Louis Jules Annet Vaudable (/fr/; 25 August 1902 - 29 April 1983) was a French restaurateur, known for having been the owner of the former most famous restaurant in the world, Maxim's.

==Biography==
He was the son of Octave Vaudable, a restaurateur from Auvergne and owner of the restaurant Noël Peters, who bought Maxim's in 1932. With three generations of restaurateurs, the Vaudable family is one of the most important figures in the restaurant business.

After graduating from HEC Paris in 1923, Louis interned in hotels throughout Europe and the US like Hôtel Esplanade in Berlin or Hôtel Bristol in Vienna before studying Haute Cuisine for three years.

Thanks to its quality of food and service, Maxim's, during the Vaudable era, was considered the best restaurant in the world and world-wide celebrities from Brigitte Bardot to Aristotle Onassis would make it their restaurant of choice.

Louis Vaudable's son, François, who assisted his father for years, sold Maxim's to Pierre Cardin in 1981.

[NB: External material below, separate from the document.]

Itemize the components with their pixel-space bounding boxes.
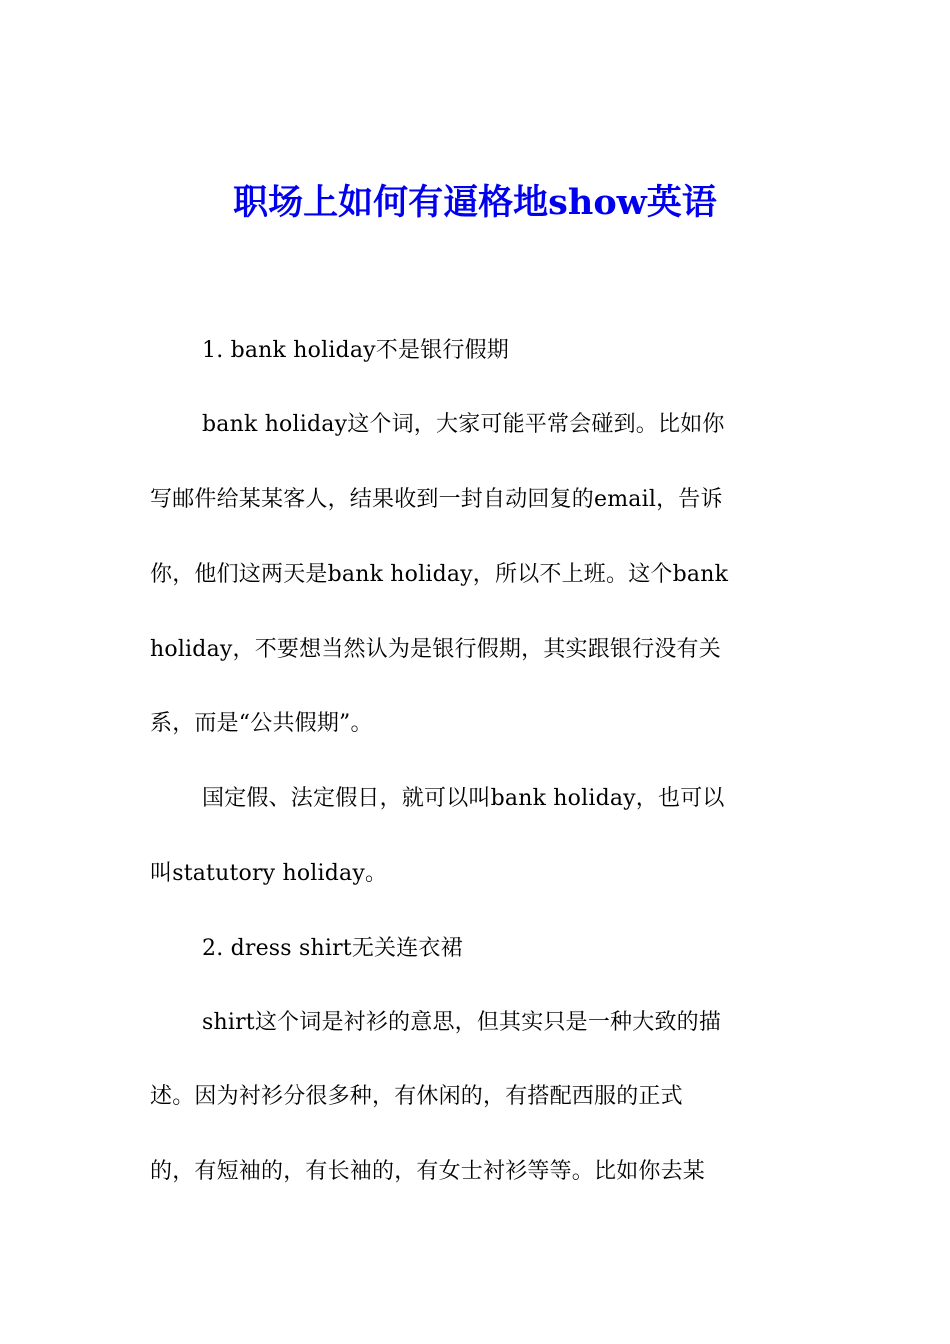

François Vaudable now lives in Paris and is married to an American. He has two daughters.

Louis Vaudable was also:
- Co-owner of the restaurant Le Grand Véfour
- Owner of the Eiffel Tower's restaurants: Le Jules Verne and La Belle Époque
- Administrator of the Maxim's Ltd company, from 1932 to 1957, and general director of Les Cuisines Maxim's company from 1951 to 1972
- Manager of Les caves Maxim's company (wine exportation) from 1948
- President of Air Maxim's Orly-Ouest
- Administrator of Air Maxim's International
- Advisor for the French Foreign Trade from 1932 to 1939 and from 1963 to 1971
- Honorary advisor from 1971 to 1980
- Officer of the French Legion of Honor, officer of the French National Order of Merit, medal of vermeil of the city of Paris, and was designed in 1978 as "Personality of the year for gastronomy".